Here’s a complete example showing how to build an interactive application with streaming:
Code
import asyncio
from crewai import Agent, Crew, Task
from crewai.types.streaming import StreamChunkType

async def interactive_research():
    # Create crew with streaming enabled
    researcher = Agent(
        role="Research Analyst",
        goal="Provide detailed analysis on any topic",
        backstory="You are an expert researcher with broad knowledge.",
    )

    task = Task(
        description="Research and analyze: {topic}",
        expected_output="A comprehensive analysis with key insights",
        agent=researcher,
    )

    crew = Crew(
        agents=[researcher],
        tasks=[task],
        stream=True,
        verbose=False
    )

    # Get user input
    topic = input("Enter a topic to research: ")

    print(f"\n{'='*60}")
    print(f"Researching: {topic}")
    print(f"{'='*60}\n")

    # Start streaming execution
    streaming = await crew.kickoff_async(inputs={"topic": topic})

    current_task = ""
    async for chunk in streaming:
        # Show task transitions
        if chunk.task_name != current_task:
            current_task = chunk.task_name
            print(f"\n[{chunk.agent_role}] Working on: {chunk.task_name}")
            print("-" * 60)

        # Display text chunks
        if chunk.chunk_type == StreamChunkType.TEXT:
            print(chunk.content, end="", flush=True)

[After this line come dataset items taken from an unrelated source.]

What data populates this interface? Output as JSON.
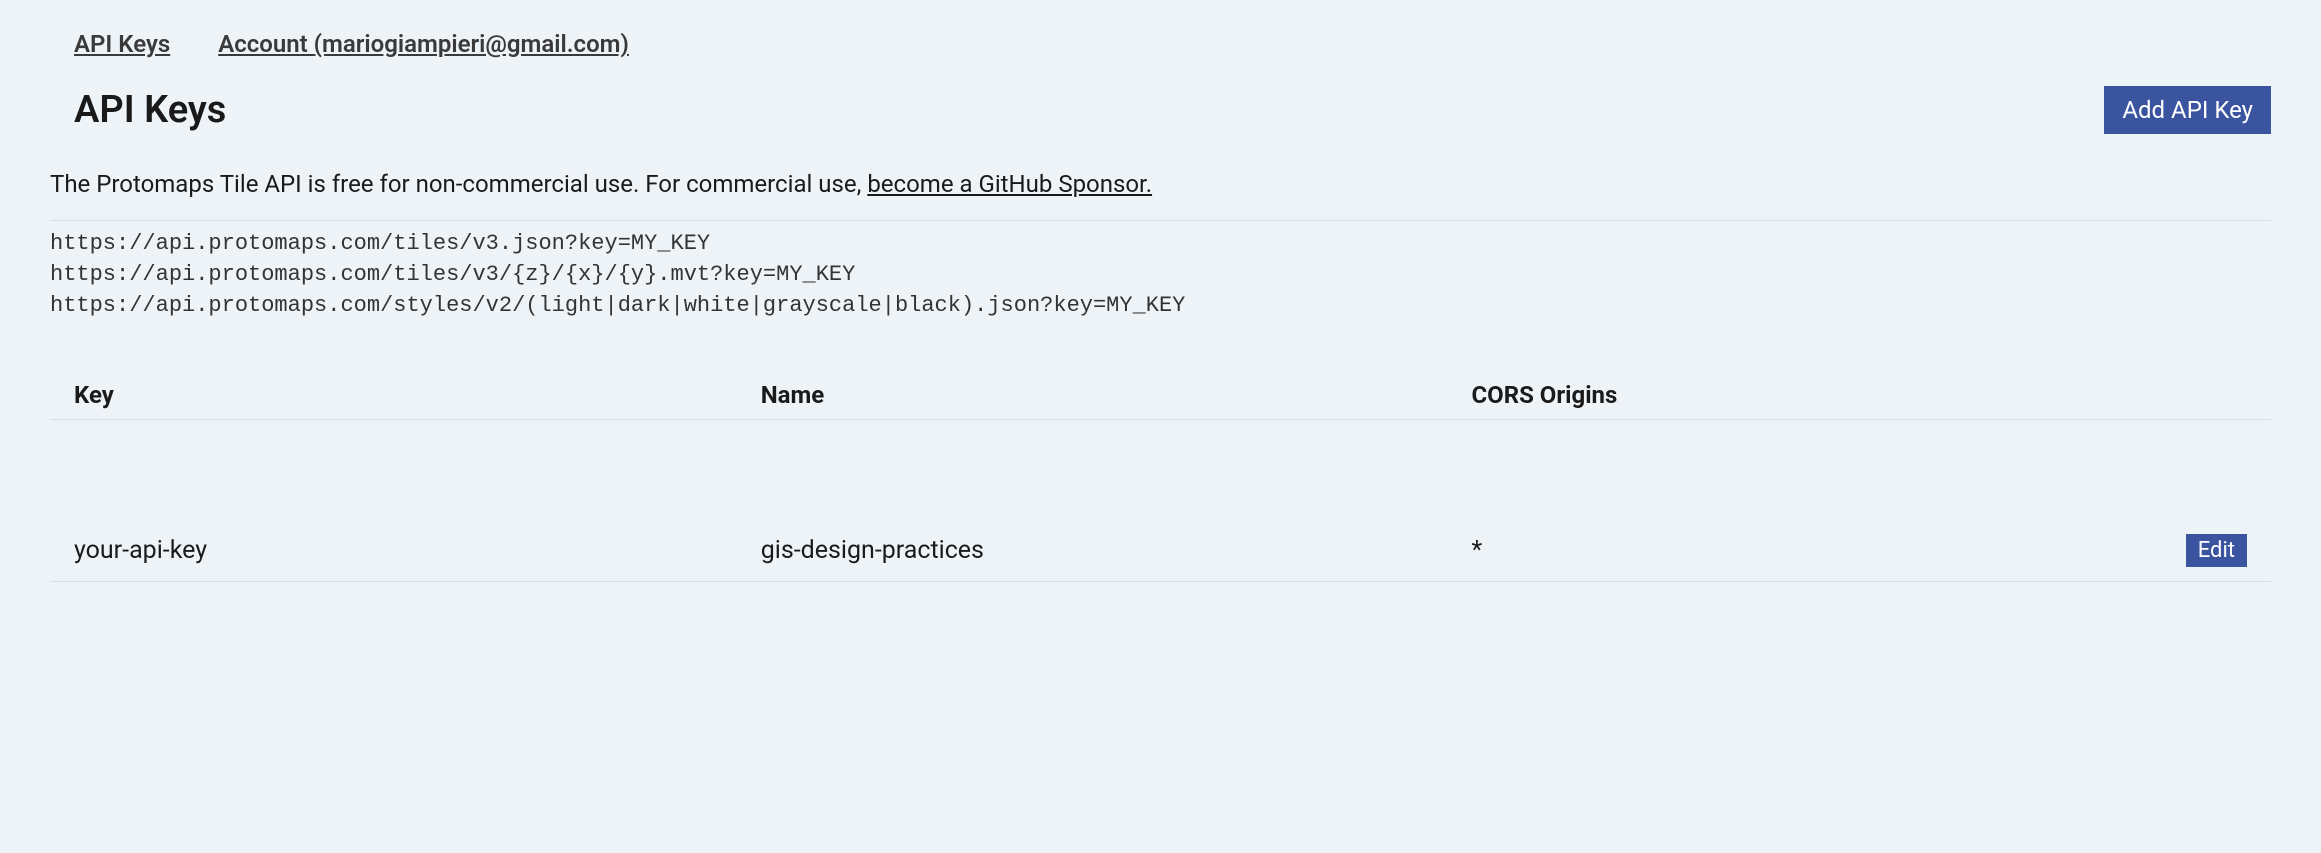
{
  "nav": {
    "api_keys": "API Keys",
    "account": "Account (mariogiampieri@gmail.com)"
  },
  "header": {
    "title": "API Keys",
    "add_button": "Add API Key"
  },
  "description": {
    "prefix": "The Protomaps Tile API is free for non-commercial use. For commercial use, ",
    "link": "become a GitHub Sponsor."
  },
  "code_lines": [
    "https://api.protomaps.com/tiles/v3.json?key=MY_KEY",
    "https://api.protomaps.com/tiles/v3/{z}/{x}/{y}.mvt?key=MY_KEY",
    "https://api.protomaps.com/styles/v2/(light|dark|white|grayscale|black).json?key=MY_KEY"
  ],
  "table": {
    "headers": {
      "key": "Key",
      "name": "Name",
      "cors": "CORS Origins"
    },
    "rows": [
      {
        "key": "your-api-key",
        "name": "gis-design-practices",
        "cors": "*",
        "edit": "Edit"
      }
    ]
  }
}
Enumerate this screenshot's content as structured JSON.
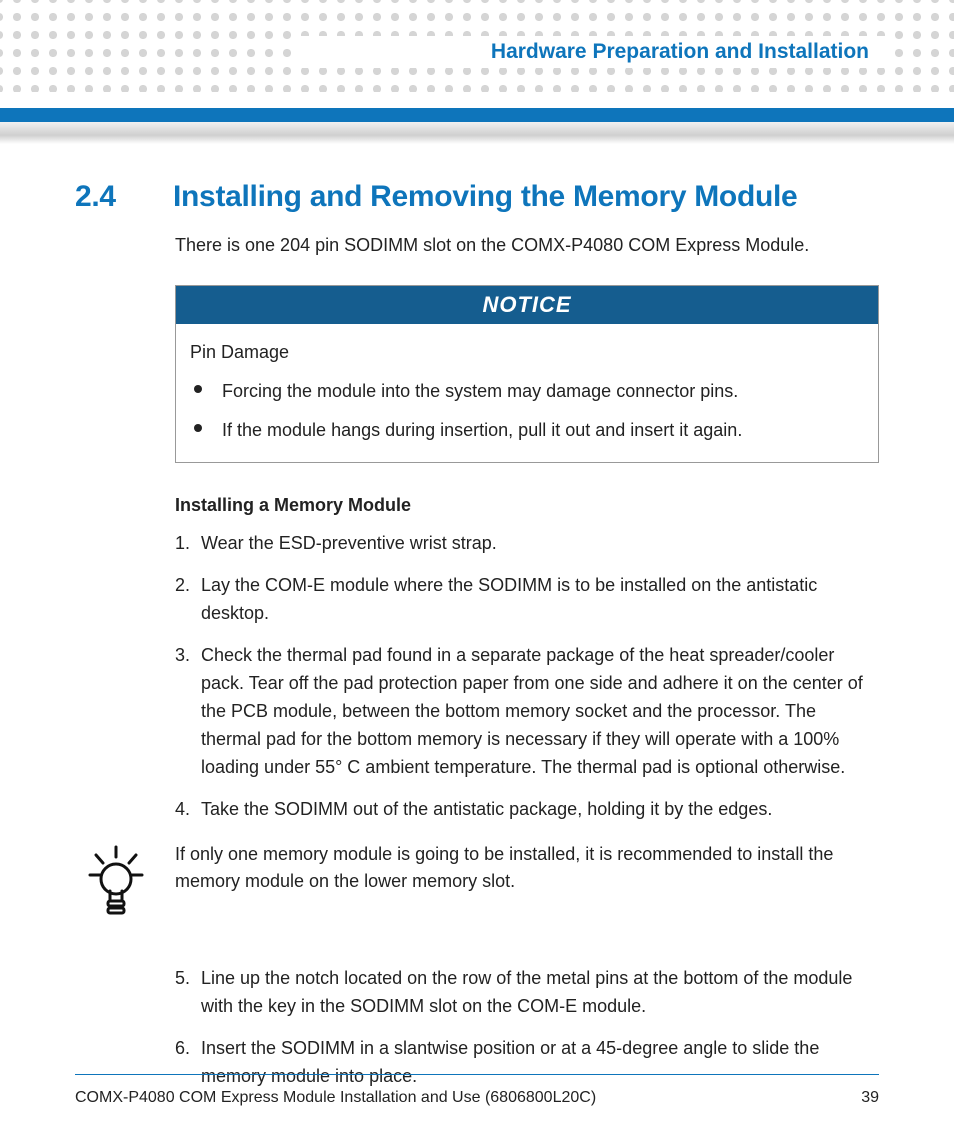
{
  "header": {
    "chapter_title": "Hardware Preparation and Installation"
  },
  "section": {
    "number": "2.4",
    "title": "Installing and Removing the Memory Module",
    "intro": "There is one 204 pin SODIMM slot on the COMX-P4080 COM Express Module."
  },
  "notice": {
    "label": "NOTICE",
    "subtitle": "Pin Damage",
    "bullets": [
      "Forcing the module into the system may damage connector pins.",
      "If the module hangs during insertion, pull it out and insert it again."
    ]
  },
  "procedure": {
    "heading": "Installing a Memory Module",
    "steps_a": [
      "Wear the ESD-preventive wrist strap.",
      "Lay the COM-E module where the SODIMM is to be installed on the antistatic desktop.",
      "Check the thermal pad found in a separate package of the heat spreader/cooler pack. Tear off the pad protection paper from one side and adhere it on the center of the PCB module, between the bottom memory socket and the processor. The thermal pad for the bottom memory is necessary if they will operate with a 100% loading under 55° C ambient temperature. The thermal pad is optional otherwise.",
      "Take the SODIMM out of the antistatic package, holding it by the edges."
    ],
    "tip": "If only one memory module is going to be installed, it is recommended to install the memory module on the lower memory slot.",
    "steps_b": [
      "Line up the notch located on the row of the metal pins at the bottom of the module with the key in the SODIMM slot on the COM-E module.",
      "Insert the SODIMM in a slantwise position or at a 45-degree angle to slide the memory module into place."
    ]
  },
  "footer": {
    "doc": "COMX-P4080 COM Express Module Installation and Use (6806800L20C)",
    "page": "39"
  }
}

        # Display tool calls
        elif chunk.chunk_type == StreamChunkType.TOOL_CALL and chunk.tool_call:
            print(f"\n🔧 Using tool: {chunk.tool_call.tool_name}")

    # Show final result
    result = streaming.result
    print(f"\n\n{'='*60}")
    print("Analysis Complete!")
    print(f"{'='*60}")
    print(f"\nToken Usage: {result.token_usage}")

asyncio.run(interactive_research())

Use Cases

Streaming is particularly valuable for:
  • Interactive Applications: Provide real-time feedback to users as agents work
  • Long-Running Tasks: Show progress for research, analysis, or content generation
  • Debugging and Monitoring: Observe agent behavior and decision-making in real-time
  • User Experience: Reduce perceived latency by showing incremental results
  • Live Dashboards: Build monitoring interfaces that display crew execution status

Important Notes

  • Streaming automatically enables LLM streaming for all agents in the crew
  • You must iterate through all chunks before accessing the .result property
  • For kickoff_for_each_async() with streaming, use .results (plural) to get all outputs
  • Streaming adds minimal overhead and can actually improve perceived performance
  • Each chunk includes full context (task, agent, chunk type) for rich UIs

Error Handling

Handle errors during streaming execution:
Code
streaming = crew.kickoff(inputs={"topic": "AI"})

try:
    for chunk in streaming:
        print(chunk.content, end="", flush=True)

    result = streaming.result
    print(f"\nSuccess: {result.raw}")

except Exception as e:
    print(f"\nError during streaming: {e}")
    if streaming.is_completed:
        print("Streaming completed but an error occurred")
By leveraging streaming, you can build more responsive and interactive applications with CrewAI, providing users with real-time visibility into agent execution and results.